Christoph, re the plan to backport the atomic DMA pool support to 5.4 LTS
for the purposes of fixing the AMD SEV allocation issues, I've composed
the following list:

e860c299ac0d dma-remap: separate DMA atomic pools from direct remap code
c84dc6e68a1d dma-pool: add additional coherent pools to map to gfp mask
54adadf9b085 dma-pool: dynamically expanding atomic pools
76a19940bd62 dma-direct: atomic allocations must come from atomic coherent pools
2edc5bb3c5cc dma-pool: add pool sizes to debugfs
1d659236fb43 dma-pool: scale the default DMA coherent pool size with memory capacity
3ee06a6d532f dma-pool: fix too large DMA pools on medium memory size systems
dbed452a078d dma-pool: decouple DMA_REMAP from DMA_COHERENT_POOL
** 633d5fce78a6 dma-direct: always align allocation size in dma_direct_alloc_pages()

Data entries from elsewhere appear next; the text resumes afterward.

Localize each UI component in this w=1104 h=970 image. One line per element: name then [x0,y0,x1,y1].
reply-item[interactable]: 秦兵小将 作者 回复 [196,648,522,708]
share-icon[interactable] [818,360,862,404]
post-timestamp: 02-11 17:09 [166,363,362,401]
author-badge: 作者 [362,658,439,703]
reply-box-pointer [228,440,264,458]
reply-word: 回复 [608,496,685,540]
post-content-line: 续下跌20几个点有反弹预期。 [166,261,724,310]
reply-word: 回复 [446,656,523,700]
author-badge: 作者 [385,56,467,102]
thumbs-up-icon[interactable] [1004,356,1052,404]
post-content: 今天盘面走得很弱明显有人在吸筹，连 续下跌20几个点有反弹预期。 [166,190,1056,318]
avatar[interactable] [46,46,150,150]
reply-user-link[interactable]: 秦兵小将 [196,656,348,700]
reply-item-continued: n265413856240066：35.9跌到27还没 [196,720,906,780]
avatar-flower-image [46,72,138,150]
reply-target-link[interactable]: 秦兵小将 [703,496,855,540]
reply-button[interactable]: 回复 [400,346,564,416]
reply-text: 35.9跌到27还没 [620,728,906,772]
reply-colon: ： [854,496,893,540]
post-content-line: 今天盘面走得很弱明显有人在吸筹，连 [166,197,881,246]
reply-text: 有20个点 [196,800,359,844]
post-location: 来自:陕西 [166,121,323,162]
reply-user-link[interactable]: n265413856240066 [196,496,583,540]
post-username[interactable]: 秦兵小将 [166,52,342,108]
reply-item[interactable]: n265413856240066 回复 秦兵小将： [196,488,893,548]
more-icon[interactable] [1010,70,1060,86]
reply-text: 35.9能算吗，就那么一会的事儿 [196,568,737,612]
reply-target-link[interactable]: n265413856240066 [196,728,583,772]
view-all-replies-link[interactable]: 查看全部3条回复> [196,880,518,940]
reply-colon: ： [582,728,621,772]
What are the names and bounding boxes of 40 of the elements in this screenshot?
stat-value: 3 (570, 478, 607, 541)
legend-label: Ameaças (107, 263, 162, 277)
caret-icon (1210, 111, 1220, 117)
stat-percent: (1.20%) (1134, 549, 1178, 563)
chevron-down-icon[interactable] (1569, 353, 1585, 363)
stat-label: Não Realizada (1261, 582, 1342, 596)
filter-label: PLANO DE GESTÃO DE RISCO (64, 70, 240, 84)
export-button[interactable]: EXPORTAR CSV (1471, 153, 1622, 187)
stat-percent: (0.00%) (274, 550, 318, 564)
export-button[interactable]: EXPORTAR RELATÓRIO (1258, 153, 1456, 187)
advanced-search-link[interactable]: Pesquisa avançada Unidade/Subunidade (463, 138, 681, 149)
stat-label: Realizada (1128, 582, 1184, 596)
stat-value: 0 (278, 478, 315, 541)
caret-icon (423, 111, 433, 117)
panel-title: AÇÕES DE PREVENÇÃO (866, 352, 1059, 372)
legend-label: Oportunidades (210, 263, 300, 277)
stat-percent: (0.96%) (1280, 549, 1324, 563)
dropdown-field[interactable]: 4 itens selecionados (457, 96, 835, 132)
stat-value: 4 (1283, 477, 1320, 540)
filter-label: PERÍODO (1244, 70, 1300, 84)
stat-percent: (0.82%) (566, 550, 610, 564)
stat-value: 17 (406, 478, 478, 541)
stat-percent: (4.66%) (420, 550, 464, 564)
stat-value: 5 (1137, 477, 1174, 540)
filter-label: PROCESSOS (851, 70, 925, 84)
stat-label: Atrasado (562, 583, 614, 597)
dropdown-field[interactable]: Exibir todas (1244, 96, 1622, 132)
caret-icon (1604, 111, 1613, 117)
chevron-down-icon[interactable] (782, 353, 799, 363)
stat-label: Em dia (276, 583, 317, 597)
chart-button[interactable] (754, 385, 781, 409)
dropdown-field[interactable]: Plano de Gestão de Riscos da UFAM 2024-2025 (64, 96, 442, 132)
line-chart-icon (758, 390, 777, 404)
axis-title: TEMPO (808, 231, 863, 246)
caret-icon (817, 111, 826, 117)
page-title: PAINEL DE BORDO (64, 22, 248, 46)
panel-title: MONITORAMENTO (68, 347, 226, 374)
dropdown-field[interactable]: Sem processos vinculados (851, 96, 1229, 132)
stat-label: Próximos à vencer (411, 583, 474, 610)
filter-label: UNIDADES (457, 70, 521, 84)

** 96a539fa3bb7 dma-direct: re-encrypt memory if dma_direct_alloc_pages() fails
** 56fccf21d196 dma-direct: check return value when encrypting or decrypting memory
** 1a2b3357e860 dma-direct: add missing set_memory_decrypted() for coherent mapping
d07ae4c48690 dma-mapping: DMA_COHERENT_POOL should select GENERIC_ALLOCATOR
71cdec4fab76 dma-mapping: warn when coherent pool is depleted
567f6a6eba0c dma-direct: provide function to check physical memory area validity
23e469be6239 dma-pool: get rid of dma_in_atomic_pool()

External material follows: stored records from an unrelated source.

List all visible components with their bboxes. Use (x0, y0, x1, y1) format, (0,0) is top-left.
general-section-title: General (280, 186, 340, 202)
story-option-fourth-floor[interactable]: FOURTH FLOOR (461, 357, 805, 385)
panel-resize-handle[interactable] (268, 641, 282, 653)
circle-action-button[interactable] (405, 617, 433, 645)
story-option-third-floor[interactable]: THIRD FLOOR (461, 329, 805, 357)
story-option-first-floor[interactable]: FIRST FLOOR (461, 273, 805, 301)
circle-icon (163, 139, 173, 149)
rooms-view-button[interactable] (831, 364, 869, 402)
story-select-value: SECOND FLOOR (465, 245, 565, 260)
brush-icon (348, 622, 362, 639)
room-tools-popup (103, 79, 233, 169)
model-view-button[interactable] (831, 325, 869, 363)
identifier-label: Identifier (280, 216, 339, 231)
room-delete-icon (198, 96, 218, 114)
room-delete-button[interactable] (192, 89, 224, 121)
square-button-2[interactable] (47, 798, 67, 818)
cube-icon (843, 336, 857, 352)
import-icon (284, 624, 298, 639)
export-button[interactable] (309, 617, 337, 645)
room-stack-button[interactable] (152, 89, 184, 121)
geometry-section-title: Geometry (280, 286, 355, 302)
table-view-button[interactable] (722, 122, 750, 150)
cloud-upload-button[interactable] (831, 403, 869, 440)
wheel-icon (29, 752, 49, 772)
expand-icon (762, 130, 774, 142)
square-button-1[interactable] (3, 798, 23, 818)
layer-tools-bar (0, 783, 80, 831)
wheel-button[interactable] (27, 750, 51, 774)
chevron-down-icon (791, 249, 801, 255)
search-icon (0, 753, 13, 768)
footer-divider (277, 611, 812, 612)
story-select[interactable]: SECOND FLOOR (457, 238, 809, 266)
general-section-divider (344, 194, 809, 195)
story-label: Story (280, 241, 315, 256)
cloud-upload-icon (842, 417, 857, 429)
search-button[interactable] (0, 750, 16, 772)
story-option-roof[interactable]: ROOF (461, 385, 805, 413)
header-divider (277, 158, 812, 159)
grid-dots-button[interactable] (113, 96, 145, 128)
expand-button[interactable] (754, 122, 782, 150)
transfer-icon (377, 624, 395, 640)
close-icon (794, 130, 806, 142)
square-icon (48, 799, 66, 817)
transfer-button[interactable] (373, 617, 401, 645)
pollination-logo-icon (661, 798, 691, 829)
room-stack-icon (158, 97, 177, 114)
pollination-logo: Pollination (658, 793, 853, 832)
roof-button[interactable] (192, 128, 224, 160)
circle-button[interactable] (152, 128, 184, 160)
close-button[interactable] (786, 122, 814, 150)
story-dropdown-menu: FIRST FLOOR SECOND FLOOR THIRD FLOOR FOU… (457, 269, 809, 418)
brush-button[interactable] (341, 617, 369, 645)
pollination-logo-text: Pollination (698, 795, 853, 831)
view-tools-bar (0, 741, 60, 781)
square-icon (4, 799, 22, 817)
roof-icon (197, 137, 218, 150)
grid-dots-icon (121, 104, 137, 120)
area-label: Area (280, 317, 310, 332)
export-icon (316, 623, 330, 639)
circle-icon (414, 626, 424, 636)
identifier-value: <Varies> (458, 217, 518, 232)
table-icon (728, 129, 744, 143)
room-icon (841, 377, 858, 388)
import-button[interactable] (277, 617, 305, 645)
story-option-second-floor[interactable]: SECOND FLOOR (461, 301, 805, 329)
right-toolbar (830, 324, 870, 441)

48b6703858dd dma-pool: introduce dma_guess_pool()
81e9d894e03f dma-pool: make sure atomic pool suits device
d9765e41d8e9 dma-pool: do not allocate pool memory from CMA
9420139f516d dma-pool: fix coherent pool allocations for IOMMU mappings
d7e673ec2c8e dma-pool: Only allocate from CMA when in same memory zone

[ The commits prefixed with ** are not absolutely required for atomic DMA
but rather fix other issues with SEV in the DMA layer that I found
along the way. They are likely deserving of their own stable
backports, but added them here because it's probably best to backport
in order to minimize conflicts. We'll simply make a note of that in
the cover letter for the stable backport series. ]

Do you know of any others to add? NVMe specific fixes, perhaps John
Garry's fix above, Intel IOMMU fixes maybe?